AMPK modulates a DEAH Box RNA-helicase to attenuate TOR signaling and establish developmental quiescence

Developmental plasticity allows organisms to adapt to environmental stress and improve reproductive fitness. Caenorhabditis elegans adapts to starvation and other stressors by transiting through an alternate developmental stage called dauer, which allows them to remain quiescent for several months, and yet fully retain reproductive fitness when they resume development. The AMP-activated protein kinase (AMPK) is essential for this plasticity as its compromise leads to germline hyperplasia during the dauer stage, dramatically reducing post-dauer fertility upon recovery from this stage, while also shortening survival.

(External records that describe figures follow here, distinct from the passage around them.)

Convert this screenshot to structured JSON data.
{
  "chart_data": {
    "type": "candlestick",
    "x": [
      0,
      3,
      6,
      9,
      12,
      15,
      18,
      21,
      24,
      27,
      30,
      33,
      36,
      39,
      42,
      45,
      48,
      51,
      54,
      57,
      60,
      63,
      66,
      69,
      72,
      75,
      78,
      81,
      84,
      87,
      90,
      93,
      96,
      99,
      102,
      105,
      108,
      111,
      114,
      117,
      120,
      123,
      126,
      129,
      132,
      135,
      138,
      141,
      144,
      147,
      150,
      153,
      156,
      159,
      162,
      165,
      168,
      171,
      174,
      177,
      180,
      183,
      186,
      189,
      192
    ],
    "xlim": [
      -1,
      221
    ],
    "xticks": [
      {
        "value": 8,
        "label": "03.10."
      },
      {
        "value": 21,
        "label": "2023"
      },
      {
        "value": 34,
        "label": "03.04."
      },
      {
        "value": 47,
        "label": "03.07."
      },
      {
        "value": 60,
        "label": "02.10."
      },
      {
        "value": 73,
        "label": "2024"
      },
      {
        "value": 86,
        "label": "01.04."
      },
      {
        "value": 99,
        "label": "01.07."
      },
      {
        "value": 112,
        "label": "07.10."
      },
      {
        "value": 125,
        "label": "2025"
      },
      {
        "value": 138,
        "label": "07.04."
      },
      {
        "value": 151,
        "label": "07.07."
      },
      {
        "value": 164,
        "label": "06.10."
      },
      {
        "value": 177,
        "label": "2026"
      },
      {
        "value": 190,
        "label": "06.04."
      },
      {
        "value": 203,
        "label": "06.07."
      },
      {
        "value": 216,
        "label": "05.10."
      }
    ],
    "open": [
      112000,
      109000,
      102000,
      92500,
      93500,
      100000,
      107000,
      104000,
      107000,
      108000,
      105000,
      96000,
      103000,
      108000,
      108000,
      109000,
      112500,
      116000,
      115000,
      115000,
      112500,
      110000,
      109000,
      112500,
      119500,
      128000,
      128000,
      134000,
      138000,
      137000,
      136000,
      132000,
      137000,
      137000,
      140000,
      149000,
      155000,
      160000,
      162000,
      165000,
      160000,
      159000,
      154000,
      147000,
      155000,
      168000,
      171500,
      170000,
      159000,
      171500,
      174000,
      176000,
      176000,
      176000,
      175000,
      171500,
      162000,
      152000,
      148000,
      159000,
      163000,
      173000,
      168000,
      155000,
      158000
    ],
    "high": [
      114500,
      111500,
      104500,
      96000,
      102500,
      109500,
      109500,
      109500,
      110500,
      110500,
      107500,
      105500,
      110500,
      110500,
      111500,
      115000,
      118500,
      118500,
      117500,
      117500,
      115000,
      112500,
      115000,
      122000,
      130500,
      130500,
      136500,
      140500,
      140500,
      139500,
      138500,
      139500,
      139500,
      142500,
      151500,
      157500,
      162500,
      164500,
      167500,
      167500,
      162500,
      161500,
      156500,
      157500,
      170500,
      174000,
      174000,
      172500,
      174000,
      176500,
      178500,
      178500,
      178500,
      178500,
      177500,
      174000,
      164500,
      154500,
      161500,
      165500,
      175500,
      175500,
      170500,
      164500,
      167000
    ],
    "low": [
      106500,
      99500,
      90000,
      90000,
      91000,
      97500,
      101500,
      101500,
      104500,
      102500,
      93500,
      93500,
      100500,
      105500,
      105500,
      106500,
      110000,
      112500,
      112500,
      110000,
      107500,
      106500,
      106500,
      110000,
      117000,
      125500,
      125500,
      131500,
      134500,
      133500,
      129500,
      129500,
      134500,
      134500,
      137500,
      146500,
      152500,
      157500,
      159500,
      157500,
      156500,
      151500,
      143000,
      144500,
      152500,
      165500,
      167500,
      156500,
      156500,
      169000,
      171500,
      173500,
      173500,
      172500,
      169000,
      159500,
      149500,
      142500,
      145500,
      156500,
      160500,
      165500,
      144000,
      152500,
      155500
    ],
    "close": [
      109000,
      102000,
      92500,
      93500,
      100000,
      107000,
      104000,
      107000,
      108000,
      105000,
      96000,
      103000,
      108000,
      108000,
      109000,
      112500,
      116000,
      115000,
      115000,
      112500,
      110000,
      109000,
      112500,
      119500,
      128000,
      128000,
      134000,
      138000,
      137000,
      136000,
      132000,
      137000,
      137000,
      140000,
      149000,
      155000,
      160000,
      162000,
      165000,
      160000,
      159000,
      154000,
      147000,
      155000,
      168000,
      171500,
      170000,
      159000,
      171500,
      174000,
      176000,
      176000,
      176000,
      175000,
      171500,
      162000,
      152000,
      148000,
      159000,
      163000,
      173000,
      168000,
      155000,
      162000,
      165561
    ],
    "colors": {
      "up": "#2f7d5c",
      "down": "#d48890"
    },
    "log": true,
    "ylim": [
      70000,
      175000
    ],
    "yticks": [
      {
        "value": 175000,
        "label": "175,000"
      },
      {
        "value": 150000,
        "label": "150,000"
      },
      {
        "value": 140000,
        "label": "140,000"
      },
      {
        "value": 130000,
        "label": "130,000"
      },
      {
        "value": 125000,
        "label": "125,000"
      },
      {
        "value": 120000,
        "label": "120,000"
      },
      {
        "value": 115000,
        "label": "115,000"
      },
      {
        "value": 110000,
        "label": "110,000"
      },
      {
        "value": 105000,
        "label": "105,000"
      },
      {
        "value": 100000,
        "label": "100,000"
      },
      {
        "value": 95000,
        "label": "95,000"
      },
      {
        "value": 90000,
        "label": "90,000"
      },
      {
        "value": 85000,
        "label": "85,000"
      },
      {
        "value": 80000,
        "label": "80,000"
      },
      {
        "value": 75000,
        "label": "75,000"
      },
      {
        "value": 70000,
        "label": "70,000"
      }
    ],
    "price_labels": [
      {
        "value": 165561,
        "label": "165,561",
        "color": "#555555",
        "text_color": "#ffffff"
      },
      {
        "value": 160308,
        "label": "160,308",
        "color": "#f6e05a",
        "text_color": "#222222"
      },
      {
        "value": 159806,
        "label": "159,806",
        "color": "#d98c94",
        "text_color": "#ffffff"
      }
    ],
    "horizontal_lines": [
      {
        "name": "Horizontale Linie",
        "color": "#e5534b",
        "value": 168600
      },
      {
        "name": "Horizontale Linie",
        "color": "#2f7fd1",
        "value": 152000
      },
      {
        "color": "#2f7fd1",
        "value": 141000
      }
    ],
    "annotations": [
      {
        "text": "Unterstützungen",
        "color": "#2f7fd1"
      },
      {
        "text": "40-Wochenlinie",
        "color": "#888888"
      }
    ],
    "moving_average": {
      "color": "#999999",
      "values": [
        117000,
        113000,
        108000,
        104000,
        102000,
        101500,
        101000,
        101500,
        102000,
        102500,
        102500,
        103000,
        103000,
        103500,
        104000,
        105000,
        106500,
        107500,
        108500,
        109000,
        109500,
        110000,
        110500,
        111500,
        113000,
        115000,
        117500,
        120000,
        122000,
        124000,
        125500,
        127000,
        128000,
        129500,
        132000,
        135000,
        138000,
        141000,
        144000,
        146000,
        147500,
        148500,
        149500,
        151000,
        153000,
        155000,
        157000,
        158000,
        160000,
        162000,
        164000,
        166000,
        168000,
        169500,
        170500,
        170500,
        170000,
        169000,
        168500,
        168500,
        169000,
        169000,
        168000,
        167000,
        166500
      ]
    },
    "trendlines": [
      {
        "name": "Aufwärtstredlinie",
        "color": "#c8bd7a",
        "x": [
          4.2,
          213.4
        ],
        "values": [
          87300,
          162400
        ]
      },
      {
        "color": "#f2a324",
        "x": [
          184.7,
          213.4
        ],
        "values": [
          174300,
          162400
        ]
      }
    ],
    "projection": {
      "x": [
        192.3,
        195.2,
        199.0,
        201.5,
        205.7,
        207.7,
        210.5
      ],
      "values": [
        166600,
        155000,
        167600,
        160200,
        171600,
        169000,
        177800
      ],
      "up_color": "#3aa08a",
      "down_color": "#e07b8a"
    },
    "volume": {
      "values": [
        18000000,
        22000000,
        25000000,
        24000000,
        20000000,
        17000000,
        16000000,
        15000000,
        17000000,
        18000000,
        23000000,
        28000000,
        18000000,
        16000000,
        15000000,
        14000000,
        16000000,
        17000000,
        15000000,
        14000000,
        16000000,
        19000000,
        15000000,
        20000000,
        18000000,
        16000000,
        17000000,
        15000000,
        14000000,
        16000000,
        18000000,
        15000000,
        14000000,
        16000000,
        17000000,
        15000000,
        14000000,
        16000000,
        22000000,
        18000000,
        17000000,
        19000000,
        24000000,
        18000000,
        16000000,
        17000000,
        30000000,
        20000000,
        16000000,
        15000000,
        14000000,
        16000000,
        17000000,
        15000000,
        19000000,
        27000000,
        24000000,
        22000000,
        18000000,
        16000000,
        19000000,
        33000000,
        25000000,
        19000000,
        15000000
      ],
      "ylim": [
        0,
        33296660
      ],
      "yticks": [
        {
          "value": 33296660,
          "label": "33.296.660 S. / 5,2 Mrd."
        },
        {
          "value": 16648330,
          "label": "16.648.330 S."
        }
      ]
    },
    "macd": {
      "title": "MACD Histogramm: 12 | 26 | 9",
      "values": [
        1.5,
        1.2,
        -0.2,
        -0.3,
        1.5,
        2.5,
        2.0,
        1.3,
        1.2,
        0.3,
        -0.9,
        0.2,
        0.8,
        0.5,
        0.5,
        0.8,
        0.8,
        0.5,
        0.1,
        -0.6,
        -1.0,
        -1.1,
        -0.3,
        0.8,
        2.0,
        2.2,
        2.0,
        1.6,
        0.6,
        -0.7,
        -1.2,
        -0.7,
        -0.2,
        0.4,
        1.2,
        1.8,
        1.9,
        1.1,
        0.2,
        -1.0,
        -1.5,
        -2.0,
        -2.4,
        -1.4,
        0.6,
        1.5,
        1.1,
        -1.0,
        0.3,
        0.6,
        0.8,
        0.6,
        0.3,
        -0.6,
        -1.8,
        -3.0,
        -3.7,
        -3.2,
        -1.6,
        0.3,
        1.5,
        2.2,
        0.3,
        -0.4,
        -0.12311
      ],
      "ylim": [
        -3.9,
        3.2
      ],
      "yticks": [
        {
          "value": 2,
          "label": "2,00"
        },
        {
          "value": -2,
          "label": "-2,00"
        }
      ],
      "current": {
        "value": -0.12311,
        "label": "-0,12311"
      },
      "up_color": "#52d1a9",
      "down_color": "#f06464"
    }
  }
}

We identified a putative RNA-binding helicase (HZL-1) that is targeted by AMPK, the compromise of which suppresses several AMPK mutant phenotypes. HZL-1 shares significant similarity with the conserved HELZ family of RNA helicases, possessing characteristic DEAH helicase motifs, a predicted ATP binding motif, and three intrinsically disordered regions that are crucial for its localization and function. Curiously, HZL-1 is expressed and exerts its function in the intestine, yet its elimination suppresses the aberrant germ cell proliferation, while restoring germline quiescence and subsequent post-dauer fertility. CLIP-seq data revealed that HZL-1 binds several mRNAs during the dauer stage, resulting in a pronounced germline hyperplasia in the dauer germ line of AMPK mutants. Among these, the most enriched RNA bound to HZL-1, argk-1 , is required for fertility in HZL-1 mutants, and functions by suppressing TOR activity in the germ line of AMPK dauer larvae, thereby preserving germline quiescence. These findings underscore the intricate role of RNAs and RNA-binding helicases in the complex interplay of genetic signals that animals have acquired to ensure their effective transit through periods of environmental challenge.